Chocolate Pudding “Dirt Cups”

(Low calorie, low carb, and low fat)



  • 1 (1.4 ounce) box of instant, sugar-free chocolate pudding, prepared according to package directions
  • 1 ½ cup sugar-free frozen whipped topping, thawed
  • 12 reduced-fat chocolate and vanilla crème sandwich cookies divided
  • Optional: SmartSweet gummies of choice (or similar) for topping
  1. Divide the pudding in half.
  2. Take one half of the pudding and divide that into six cups or tumblers.
  3. Add the whip cream evenly to every cup.
  4. Add the remaining pudding.
  5. Crush the sandwich cookies and add them to each cup.
  6. Lastly, add any low sugar gummy candy if using. Enjoy!


Chocolate Fudge Recipe

(Vegan, low carb, and keto)



  • 1 ½ cups of coconut butter
  • 1 (13.66 fluid ounces) can of full fat coconut milk
  • 10 ounces of bittersweet chocolate chips
  • Optional: flaked or coarse sea salt for topping
  1. Line an 8×8 pan with wax paper or foil.
  2. Over low heat, melt the coconut butter.
  3. Stir in the coconut milk and chocolate chips.
  4. Cook over low heat, stirring frequently, until the chocolate chips are melted.
  5. Pour the mixture into the baking pan. Sprinkle the flaked or coarse sea salt as desired.
  6. Place in refrigerator for 2 hours.

Pro Tip: Try this recipe with avocado in place of coconut butter, with a 1:1 substitution, for a slightly different flavor. 


Hot Chocolate

(Sugar-free, low carb, and low calorie)



  • 1 cup of low carb milk, such as almond milk
  • 1 tablespoon of raw cacao powder (can also use cocoa powder)
  • 1 tablespoon of sugar-free sweetener of choice, such as plant-based sweetener Stevia
  • 1 teaspoon of vanilla extract
  • 1 pinch of sea salt
  • Optional: cinnamon or nutmeg, cacao nibs, and sugar-free whipped cream
  • Mix milk, cacao powder, sweetener, vanilla extract, and sea salt in a pot.
  • Stir over medium heat.
  • When at desired temperature, pour into two mugs (do not boil).
  • Top with whipped cream, cacao nibs, and or cinnamon or nutmeg.
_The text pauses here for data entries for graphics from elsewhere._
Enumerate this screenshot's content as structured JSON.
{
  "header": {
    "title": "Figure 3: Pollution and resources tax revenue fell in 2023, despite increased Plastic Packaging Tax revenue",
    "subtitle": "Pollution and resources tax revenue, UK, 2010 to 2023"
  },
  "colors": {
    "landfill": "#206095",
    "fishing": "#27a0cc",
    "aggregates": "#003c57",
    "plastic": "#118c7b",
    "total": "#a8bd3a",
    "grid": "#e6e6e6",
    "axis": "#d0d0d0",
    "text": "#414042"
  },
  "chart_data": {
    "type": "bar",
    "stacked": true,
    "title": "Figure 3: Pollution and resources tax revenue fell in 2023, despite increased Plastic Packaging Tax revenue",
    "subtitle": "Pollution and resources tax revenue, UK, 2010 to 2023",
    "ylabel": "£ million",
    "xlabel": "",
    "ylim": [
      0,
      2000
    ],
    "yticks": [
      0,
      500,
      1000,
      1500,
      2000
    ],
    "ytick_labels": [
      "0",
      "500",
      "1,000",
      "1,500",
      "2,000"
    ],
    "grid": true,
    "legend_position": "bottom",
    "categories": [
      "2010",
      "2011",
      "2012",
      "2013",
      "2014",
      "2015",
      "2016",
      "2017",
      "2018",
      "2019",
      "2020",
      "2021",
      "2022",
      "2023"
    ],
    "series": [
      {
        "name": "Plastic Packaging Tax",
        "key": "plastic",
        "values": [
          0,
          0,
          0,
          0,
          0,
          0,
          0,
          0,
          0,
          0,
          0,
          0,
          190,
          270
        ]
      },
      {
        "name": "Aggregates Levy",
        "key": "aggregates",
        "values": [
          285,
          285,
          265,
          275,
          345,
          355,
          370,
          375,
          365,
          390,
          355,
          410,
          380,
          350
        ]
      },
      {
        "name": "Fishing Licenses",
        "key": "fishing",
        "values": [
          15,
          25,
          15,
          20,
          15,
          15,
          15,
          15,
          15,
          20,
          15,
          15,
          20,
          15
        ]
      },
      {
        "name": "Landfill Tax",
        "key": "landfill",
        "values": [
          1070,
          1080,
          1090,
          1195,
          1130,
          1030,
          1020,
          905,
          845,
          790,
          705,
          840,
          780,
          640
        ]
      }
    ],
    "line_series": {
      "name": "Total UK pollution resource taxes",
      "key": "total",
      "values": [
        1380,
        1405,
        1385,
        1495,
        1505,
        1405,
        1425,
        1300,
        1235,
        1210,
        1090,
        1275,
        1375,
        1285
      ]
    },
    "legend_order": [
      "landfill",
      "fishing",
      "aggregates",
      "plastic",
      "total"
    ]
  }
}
For everyone, and especially those living with diabetes, following a balanced diet is the key to a healthy holiday season, while still enjoying some special treats. Rather than the old “fasting to build up for a big meal” trick, try adding light exercise, like a walk around the neighborhood, or managing portions. You can also balance nutritional intake and blood sugar levels with protein-packed snacks, whole grains, and heart-healthy fats. Of course, you and your doctor know what’s best.

For more ideas on diabetic-friendly recipes, this website is filled with lots of options. We hope you have a hearty, healthy, and happy holiday!